GovLoop

Why You Shouldn’t Do the Office Housework

Imagine that you walk into a meeting. After a few hours of preparation, you’re ready to run through all of your well-planned thoughts about the agenda. However, just as the meeting begins, a superior asks if you’d be willing to take notes for the meeting. Feeling obligated, you say yes. But suddenly you’re not participating in the discussion. Instead, you’re an observer and timekeeper.

This isn’t an uncommon scenario, especially for women in the workplace. Multiple studies (like this one and this one) have shown that women are far more often requested to do administrative and social tasks at the workplace. These are things like taking notes in meetings, being in charge of office organization, or even bringing in baked goods for workplace events. Appropriately, one Harvard professor calls them “office housework”.

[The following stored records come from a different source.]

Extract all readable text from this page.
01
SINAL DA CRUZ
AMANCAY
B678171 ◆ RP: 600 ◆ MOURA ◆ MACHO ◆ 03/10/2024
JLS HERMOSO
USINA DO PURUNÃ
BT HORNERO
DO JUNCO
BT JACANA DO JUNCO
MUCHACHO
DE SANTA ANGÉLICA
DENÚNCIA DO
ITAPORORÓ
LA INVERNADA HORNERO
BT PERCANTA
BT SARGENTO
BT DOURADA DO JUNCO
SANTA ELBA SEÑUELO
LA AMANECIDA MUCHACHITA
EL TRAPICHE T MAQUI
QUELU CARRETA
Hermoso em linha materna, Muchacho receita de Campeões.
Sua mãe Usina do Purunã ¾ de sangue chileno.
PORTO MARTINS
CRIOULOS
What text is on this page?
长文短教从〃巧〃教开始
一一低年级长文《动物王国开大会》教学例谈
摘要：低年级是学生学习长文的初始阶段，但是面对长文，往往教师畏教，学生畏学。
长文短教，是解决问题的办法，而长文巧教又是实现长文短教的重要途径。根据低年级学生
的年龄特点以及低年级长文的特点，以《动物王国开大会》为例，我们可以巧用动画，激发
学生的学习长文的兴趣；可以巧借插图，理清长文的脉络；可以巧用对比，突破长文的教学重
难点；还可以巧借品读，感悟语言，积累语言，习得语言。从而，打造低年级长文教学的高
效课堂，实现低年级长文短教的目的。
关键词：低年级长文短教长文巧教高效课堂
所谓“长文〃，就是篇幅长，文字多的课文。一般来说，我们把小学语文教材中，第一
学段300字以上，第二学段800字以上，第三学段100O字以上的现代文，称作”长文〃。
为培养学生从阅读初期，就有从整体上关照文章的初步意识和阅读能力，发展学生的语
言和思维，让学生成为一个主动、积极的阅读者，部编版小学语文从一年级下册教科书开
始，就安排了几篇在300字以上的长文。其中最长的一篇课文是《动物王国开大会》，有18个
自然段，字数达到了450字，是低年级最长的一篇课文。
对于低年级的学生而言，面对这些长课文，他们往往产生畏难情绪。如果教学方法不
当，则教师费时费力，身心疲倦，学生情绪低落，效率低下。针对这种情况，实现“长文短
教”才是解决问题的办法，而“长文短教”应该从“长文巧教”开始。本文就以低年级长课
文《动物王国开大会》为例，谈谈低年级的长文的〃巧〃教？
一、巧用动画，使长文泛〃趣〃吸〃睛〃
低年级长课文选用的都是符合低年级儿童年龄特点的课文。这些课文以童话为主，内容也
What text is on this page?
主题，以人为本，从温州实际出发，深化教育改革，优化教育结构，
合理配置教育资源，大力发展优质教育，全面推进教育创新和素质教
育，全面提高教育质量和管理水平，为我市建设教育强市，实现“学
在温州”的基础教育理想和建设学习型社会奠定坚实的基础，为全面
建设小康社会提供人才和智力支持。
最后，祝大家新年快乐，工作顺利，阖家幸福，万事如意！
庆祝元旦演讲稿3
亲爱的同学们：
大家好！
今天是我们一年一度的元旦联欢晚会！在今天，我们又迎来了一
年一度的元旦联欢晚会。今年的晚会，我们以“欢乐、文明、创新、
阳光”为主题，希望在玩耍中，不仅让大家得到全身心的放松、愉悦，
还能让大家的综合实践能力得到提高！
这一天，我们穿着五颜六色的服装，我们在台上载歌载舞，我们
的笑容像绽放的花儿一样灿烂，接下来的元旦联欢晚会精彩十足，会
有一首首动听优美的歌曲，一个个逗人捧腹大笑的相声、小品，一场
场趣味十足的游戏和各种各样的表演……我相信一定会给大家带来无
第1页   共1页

While this unequal distribution of tasks may seem like a mild annoyance, it actually can play a big role in continuing workplace gender inequality. Here’s how:

First, frequently allocating office housework to women perpetuates – even exacerbates – the pay gap. Because these administrative duties demand time without removing other work responsibilities, women end up putting in more hours to achieve the same jobs as their male counterparts. Ultimately, that results in women being paid less per hour of work, even before you factor in the current pay gap.

What’s more, you’re more likely to overextend yourself in an effort to perform both your paid and unpaid work. One study found that women were more likely to burnout than their male counterparts. Another challenged that theory, but did note that women were more likely to sacrifice their emotional wellbeing to perform to the same standard as their peers at work.

And even if you don’t burn out, these tasks can be personally detrimental to your career advancement. They can detract from your responsibilities, leading to poorer performance. In less extreme cases, these tasks can decrease your contributions to collaborative meetings. For instance, note takers are less likely to actively participate in meeting discussions or make the “killer point” because they’re focused on the immediate task of keeping time.

Finally, this uneven distribution of tasks can actually hurt your organization as a whole. Not only is it proven that gender inequality can hurt company or agency performance, many studies have found that work sharing can specifically enhance a team’s profitability, engagement, and effectiveness.

Unfortunately, combatting unequal task allocation in the office is difficult because it’s so often unconscious. Many people don’t consider the opportunity cost of asking a worker to take time away from their central job responsibilities to perform additional administrative or social tasks.